Quando começamos um novo empreendimento, onde o modelo de negócio, o tamanho do mercado e as fontes de receita ainda não estão bem claros e definidos, e os riscos intrínsecos ao negócio são enormes, qualquer investidor cobrará um “prêmio” enorme para lhe “dar” dinheiro.

Até aqui nada de novo. Então, hipoteticamente, digamos que de acordo com alguma metodologia de avaliação aceita pelo mercado, antes de você receber o aporte, valor chamado de “pre money valuation”, o possível investidor avalie seu negócio em R$3 milhões devido ao alto nível de incertezas atrelado a ele.
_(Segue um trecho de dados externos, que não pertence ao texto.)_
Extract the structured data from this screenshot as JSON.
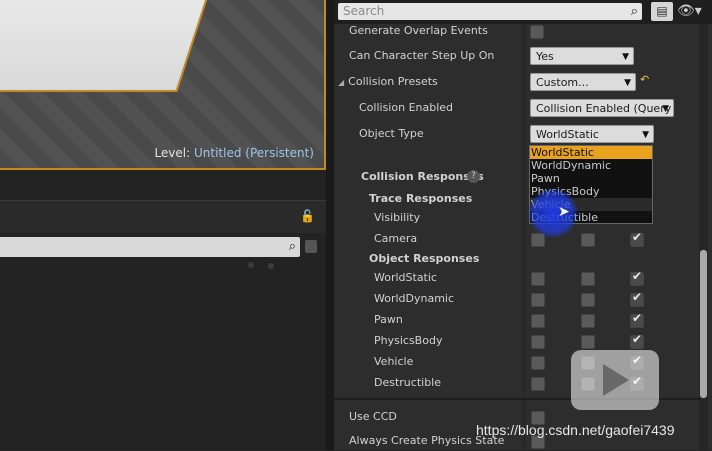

Este valor poderia ser muito maior caso os riscos do negócio já tivessem sido parcialmente mitigados, tendo resultados significativos na sua diluição como sócio, como você vai ver a seguir.

Entre as coisas mais comuns que poderiam mitigar os riscos, estão: o modelo de negócio já testado com uma base de usuários significativa, provando assim a escalabilidade e mercado; fonte de receitas já aceita pelo mercado em geral (ex. compradores e vendedores); a identificação de competidores e aspectos únicos do seu negócio e estratégia comparados a eles, etc.

De forma simplificada, o investidor que investisse R$1 milhão nas suas operações (all cash-in), teria 25% de participação em seu negócio para compensar o risco extra que estaria correndo. Esta é uma confusão bastante comum que os empreendedores fazem. Quando sua empresa, como no exemplo acima, é avaliada em R$3 milhões (“pre Money valuation”), e o investidor coloca R$1 milhão no seu caixa, ele não está comprando 33,33% de sua empresa. Como todo o dinheiro investido está indo para o caixa da empresa (e para seu “balanço”), ela passa valer R$4 milhões, chamado “pos Money valuation”, e o R$1 milhão representam apenas 25% deste valor.

Investimento feito, parceria fechada. Os anos se passam, e graças ao investimento extra, 10 anos após o aporte ter sido feito, a empresa recebe uma oferta de compra em um “valuation” de R$100 milhões.

Aquele R$1 milhão de reais investidos 10 anos antes, agora é valorado em R$25 milhões de reais (25% da empresa). Este com certeza foi um dos “dinheiros” mais caros de sua vida.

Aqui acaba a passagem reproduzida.